Transcript Hi there, it's Peter Winick. I'm the founder and CEO at Thought Leadership Leverage,…
Does your work prevent a problem, or does it repair something that is broken?
Transcript
Hi there, it’s Peter Winick. I’m the founder and CEO at Thought Leadership Leverage, and here’s the idea that I’d like to share with you today, and that’s this: When you’re talking to clients, when you’re talking to prospects, is your work perceived as or positioned as preventive, or is it perceived as something that repairs something that’s broken?
Let me expand on this a little bit. You can position your work as something that would prevent a future problem, a future issue, a future hurdle that your client’s organization may have. Or, they’ve already gone through something—something uncomfortable, something unpleasant, something that, if they don’t fix quickly, heads might roll, things might change that they don’t want to change, so something needs to be repaired.
When we’re talking about things that need to be repaired, there tends to be a much higher sense of urgency to get the problem fixed. They tend to be more open to taking risks and trying things that they might not have tried before. The buying cycle tends to be shortened if you can position yourself as someone who repairs a problem that they’ve already identified as a problem.
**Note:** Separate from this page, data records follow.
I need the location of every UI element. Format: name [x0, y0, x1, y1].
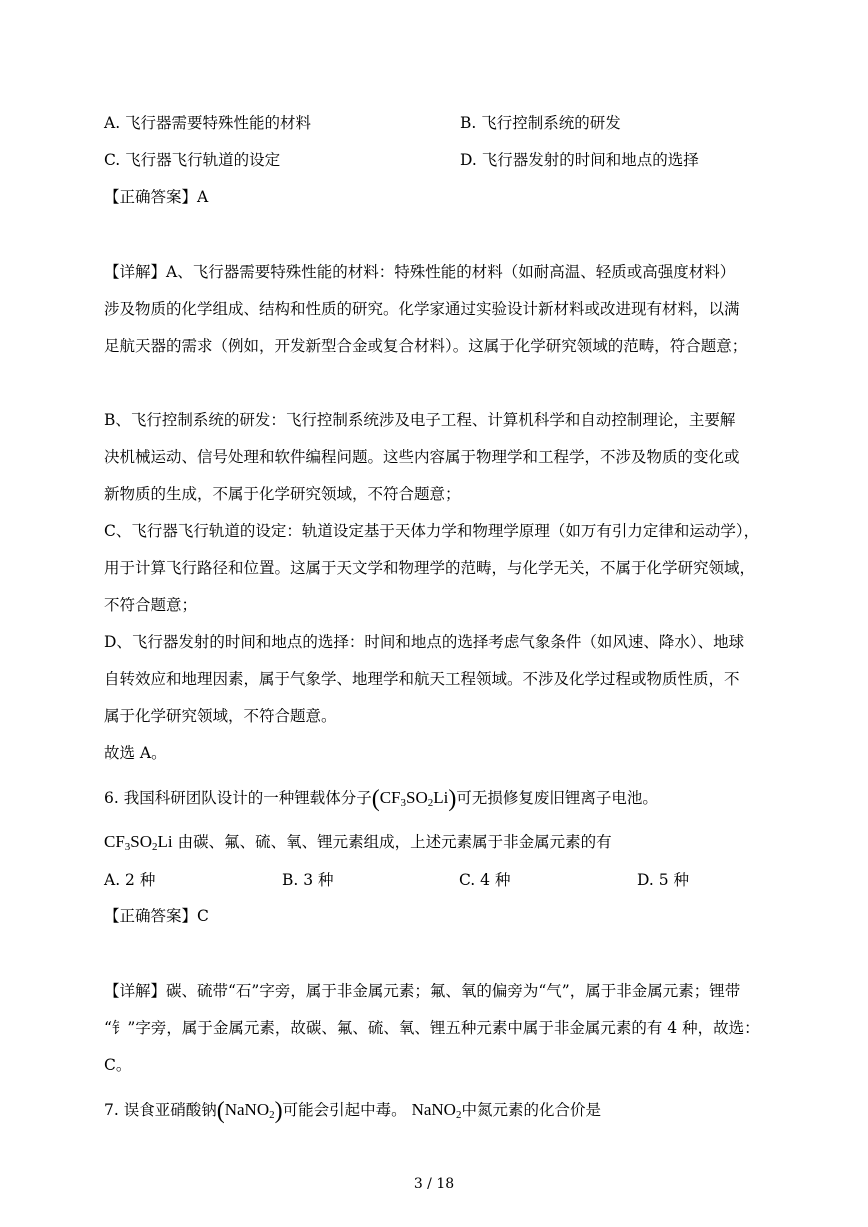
q6-option-b: B. 3 种	[282, 871, 334, 889]
q5-detail-line: 【详解】A、飞行器需要特殊性能的材料：特殊性能的材料（如耐高温、轻质或高强度材料）	[104, 263, 736, 281]
q6-option-a: A. 2 种	[104, 871, 156, 889]
q6-detail-line: “钅”字旁，属于金属元素，故碳、氟、硫、氧、锂五种元素中属于非金属元素的有 4 种，故选：	[104, 1019, 760, 1037]
q7-stem-prefix: 7. 误食亚硝酸钠	[104, 1101, 217, 1119]
q5-detail-line: 不符合题意；	[104, 596, 198, 614]
q5-detail-line: C、飞行器飞行轨道的设定：轨道设定基于天体力学和物理学原理（如万有引力定律和运动学），	[104, 522, 760, 540]
q5-option-b: B. 飞行控制系统的研发	[460, 114, 621, 132]
q5-detail-line: 用于计算飞行路径和位置。这属于天文学和物理学的范畴，与化学无关，不属于化学研究领域，	[104, 559, 756, 577]
q5-option-c: C. 飞行器飞行轨道的设定	[104, 151, 281, 169]
page-number: 3 / 18	[413, 1176, 455, 1192]
q5-detail-line: D、飞行器发射的时间和地点的选择：时间和地点的选择考虑气象条件（如风速、降水）、地球	[104, 633, 745, 651]
q6-stem-prefix: 6. 我国科研团队设计的一种锂载体分子	[104, 789, 372, 807]
q6-detail-line: C。	[104, 1056, 132, 1074]
q6-formula: $(CF_3SO_2Li)$	[371, 786, 457, 812]
q5-detail-line: 决机械运动、信号处理和软件编程问题。这些内容属于物理学和工程学，不涉及物质的变化或	[104, 448, 740, 466]
q5-option-a: A. 飞行器需要特殊性能的材料	[104, 114, 312, 132]
q7-stem	[104, 1100, 601, 1125]
q6-stem-line2	[104, 832, 612, 857]
q6-option-d: D. 5 种	[637, 871, 690, 889]
q6-answer: 【正确答案】C	[104, 907, 209, 925]
q5-option-d: D. 飞行器发射的时间和地点的选择	[460, 151, 699, 169]
q6-stem-line2-text: 由碳、氟、硫、氧、锂元素组成，上述元素属于非金属元素的有	[177, 833, 612, 851]
q5-detail-line: B、飞行控制系统的研发：飞行控制系统涉及电子工程、计算机科学和自动控制理论，主要解	[104, 411, 736, 429]
q6-option-c: C. 4 种	[459, 871, 511, 889]
q7-formula-inline: NaNO$_2$	[411, 1100, 462, 1121]
q7-stem-suffix: 中氮元素的化合价是	[461, 1101, 601, 1119]
q6-stem-suffix: 可无损修复废旧锂离子电池。	[456, 789, 658, 807]
q5-detail-line: 新物质的生成，不属于化学研究领域，不符合题意；	[104, 485, 461, 503]
q5-answer: 【正确答案】A	[104, 188, 209, 206]
q7-formula: (NaNO$_2$)	[216, 1098, 283, 1124]
q6-detail-line: 【详解】碳、硫带“石”字旁，属于非金属元素；氟、氧的偏旁为“气”，属于非金属元素；锂带	[104, 982, 741, 1000]
q7-stem-middle: 可能会引起中毒。	[282, 1101, 407, 1119]
q5-detail-line: 属于化学研究领域，不符合题意。	[104, 707, 337, 725]
q5-detail-line: 自转效应和地理因素，属于气象学、地理学和航天工程领域。不涉及化学过程或物质性质，不	[104, 670, 740, 688]
q6-stem	[104, 788, 658, 813]
q5-detail-line: 涉及物质的化学组成、结构和性质的研究。化学家通过实验设计新材料或改进现有材料，以满	[104, 300, 740, 318]
q5-detail-line: 足航天器的需求（例如，开发新型合金或复合材料）。这属于化学研究领域的范畴，符合题意；	[104, 337, 748, 355]
q6-formula-inline: $CF_3SO_2Li$	[104, 832, 173, 853]
q5-conclusion: 故选 A。	[104, 744, 167, 762]
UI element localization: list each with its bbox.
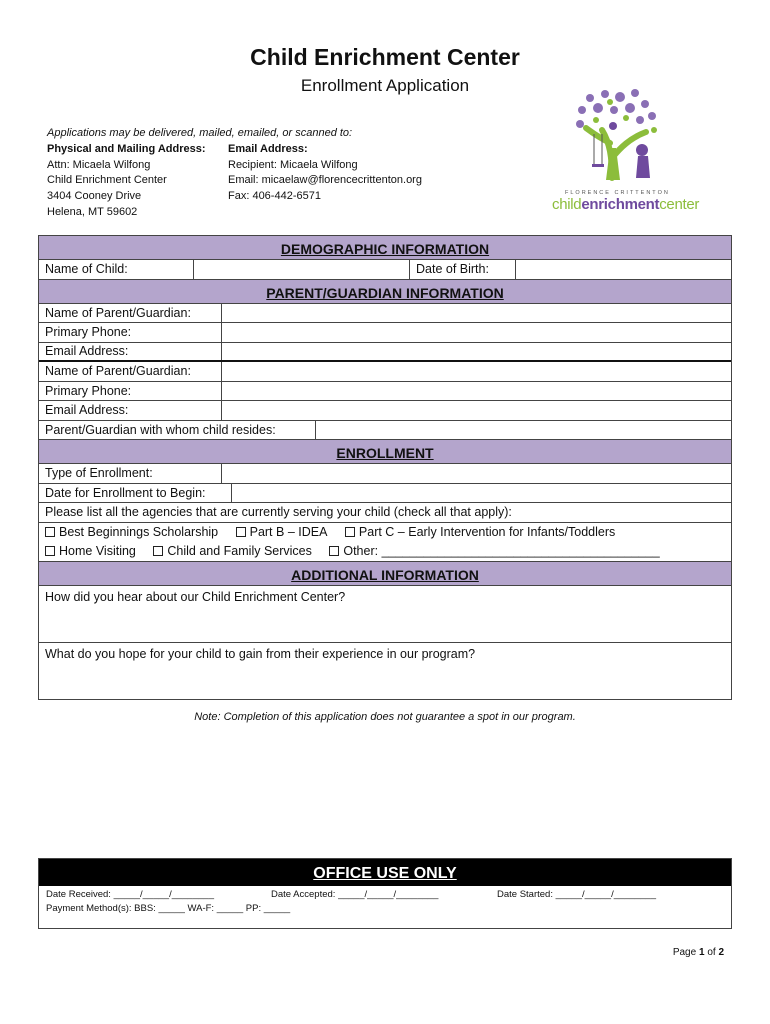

On the preventive side, there’s nothing wrong with positioning yourself as preventing future issues, but in many cases, that could be a little bit harder. We don’t always need to make investments in something that will prevent something that hasn’t happened yet, that may happen, that might happen at some point in the future.
So anyway, I would suggest you start thinking about how you’re positioning yourself in your conversations with clients and prospects and choose the right framing for the right client—be that preventive or be that repair. I’d love to hear how you think about this.